Doris Egerton Jones (23 December 1889 - 30 September 1973), also known as Doris Callaghan and Doris Callahan, was an Australian writer of novels and plays.

== Early life ==
Egerton Jones was born in Mitcham, Adelaide, in 1889. She attended the Advanced School for Girls in Adelaide from 1901 to 1905. From 1909 to 1911 she studied at the University of Adelaide. She began to study law at a time when women could not practise law in South Australia. Although she did not complete her studies, she was instrumental in lobbying for a law change in 1911 allowing women to practise. She wrote her first play at age 14 and her first novel at 15.

== Career ==
In 1918 she travelled to London where she wrote the play Uncle Tibbett's Twins, which had Australian and cross-dressing themes. The Year Between, classed as romantic fiction, was her last novel and dealt with the mistreatment of Aboriginal people and the ANZAC landing in Gallipoli.

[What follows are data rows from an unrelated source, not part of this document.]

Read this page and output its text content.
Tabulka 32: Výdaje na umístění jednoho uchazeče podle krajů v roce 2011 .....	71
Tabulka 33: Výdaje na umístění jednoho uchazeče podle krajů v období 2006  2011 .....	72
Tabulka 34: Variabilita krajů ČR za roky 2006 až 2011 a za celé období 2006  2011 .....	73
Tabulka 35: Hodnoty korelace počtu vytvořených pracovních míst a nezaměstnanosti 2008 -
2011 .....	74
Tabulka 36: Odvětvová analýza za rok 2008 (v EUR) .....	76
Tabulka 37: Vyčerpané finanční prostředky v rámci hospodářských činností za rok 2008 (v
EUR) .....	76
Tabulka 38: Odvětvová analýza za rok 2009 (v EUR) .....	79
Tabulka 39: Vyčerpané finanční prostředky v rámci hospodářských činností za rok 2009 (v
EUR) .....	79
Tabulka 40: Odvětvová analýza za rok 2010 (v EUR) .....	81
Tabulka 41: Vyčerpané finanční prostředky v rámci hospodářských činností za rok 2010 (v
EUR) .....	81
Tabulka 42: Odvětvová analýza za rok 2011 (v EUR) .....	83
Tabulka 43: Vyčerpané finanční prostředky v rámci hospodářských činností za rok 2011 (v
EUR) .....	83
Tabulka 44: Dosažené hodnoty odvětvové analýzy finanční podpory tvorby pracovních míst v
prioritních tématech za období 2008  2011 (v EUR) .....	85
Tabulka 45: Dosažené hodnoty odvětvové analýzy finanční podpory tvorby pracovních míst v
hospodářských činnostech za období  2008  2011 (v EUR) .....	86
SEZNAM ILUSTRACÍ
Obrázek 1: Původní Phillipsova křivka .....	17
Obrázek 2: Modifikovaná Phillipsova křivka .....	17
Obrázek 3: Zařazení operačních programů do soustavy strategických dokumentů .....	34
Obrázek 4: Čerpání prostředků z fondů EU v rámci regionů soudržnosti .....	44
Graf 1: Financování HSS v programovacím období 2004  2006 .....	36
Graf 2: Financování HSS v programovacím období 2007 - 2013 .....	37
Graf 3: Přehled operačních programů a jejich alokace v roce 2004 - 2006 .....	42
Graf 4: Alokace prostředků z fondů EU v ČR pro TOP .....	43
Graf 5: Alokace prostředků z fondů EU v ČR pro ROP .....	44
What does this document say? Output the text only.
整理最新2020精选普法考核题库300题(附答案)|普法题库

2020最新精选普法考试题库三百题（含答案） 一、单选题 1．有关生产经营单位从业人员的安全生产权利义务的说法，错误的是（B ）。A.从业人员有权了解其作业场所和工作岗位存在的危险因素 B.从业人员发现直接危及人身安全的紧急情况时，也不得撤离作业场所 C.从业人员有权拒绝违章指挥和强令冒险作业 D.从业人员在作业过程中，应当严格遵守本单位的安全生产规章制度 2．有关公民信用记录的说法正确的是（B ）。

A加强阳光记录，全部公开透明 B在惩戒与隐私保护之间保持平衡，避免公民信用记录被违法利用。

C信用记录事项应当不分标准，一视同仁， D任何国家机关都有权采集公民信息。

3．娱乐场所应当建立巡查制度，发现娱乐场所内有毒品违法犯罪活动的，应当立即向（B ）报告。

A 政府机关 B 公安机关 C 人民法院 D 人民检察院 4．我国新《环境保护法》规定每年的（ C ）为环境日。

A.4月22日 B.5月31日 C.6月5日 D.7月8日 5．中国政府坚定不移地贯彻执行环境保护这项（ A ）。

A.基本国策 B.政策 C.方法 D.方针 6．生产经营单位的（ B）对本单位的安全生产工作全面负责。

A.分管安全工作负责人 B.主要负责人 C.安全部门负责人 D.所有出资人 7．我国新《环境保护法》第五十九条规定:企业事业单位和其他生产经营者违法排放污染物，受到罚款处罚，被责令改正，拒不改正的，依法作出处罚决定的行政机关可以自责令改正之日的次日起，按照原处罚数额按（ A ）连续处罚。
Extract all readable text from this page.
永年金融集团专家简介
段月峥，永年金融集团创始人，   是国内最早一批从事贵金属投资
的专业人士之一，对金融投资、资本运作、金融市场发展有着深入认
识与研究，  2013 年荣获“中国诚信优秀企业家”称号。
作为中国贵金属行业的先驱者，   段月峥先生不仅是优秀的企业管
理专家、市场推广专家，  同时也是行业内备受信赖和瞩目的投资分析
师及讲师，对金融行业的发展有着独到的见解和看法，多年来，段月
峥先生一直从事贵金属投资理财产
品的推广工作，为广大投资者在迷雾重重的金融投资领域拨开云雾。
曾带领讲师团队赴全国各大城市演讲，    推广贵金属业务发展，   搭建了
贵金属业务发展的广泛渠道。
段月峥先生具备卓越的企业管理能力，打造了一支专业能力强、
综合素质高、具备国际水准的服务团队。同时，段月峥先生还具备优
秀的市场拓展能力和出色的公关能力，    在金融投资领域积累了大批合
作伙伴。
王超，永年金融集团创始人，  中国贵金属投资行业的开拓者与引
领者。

Her detective drama, The Flaw, written with the English actress Emélie Polini, was a melodrama. Her last play, Governor Bligh, a historical comedy about William Bligh, was produced by Allan Wilkie.

== Personal life ==
Egerton Jones married her husband Reginald Callaghan in 1918 in London; they later changed their name to Callahan. They returned to Sydney in 1922. They had one daughter and two sons.

She died on 30 September 1973 at Wahroonga, Sydney.

== Selected works ==

=== Novels and short stories ===

- Peter Piper (1913)
- Time O'Day (1915)
- Green Eyes (1915)
- Burnt Offerings (1916)
- The Coconut Planter (1916)
- The Year Between (1918)

=== Plays ===

- Uncle Tibbett's Twins (1918)
- The Flaw (1923). Co-authored with Emélie Polini.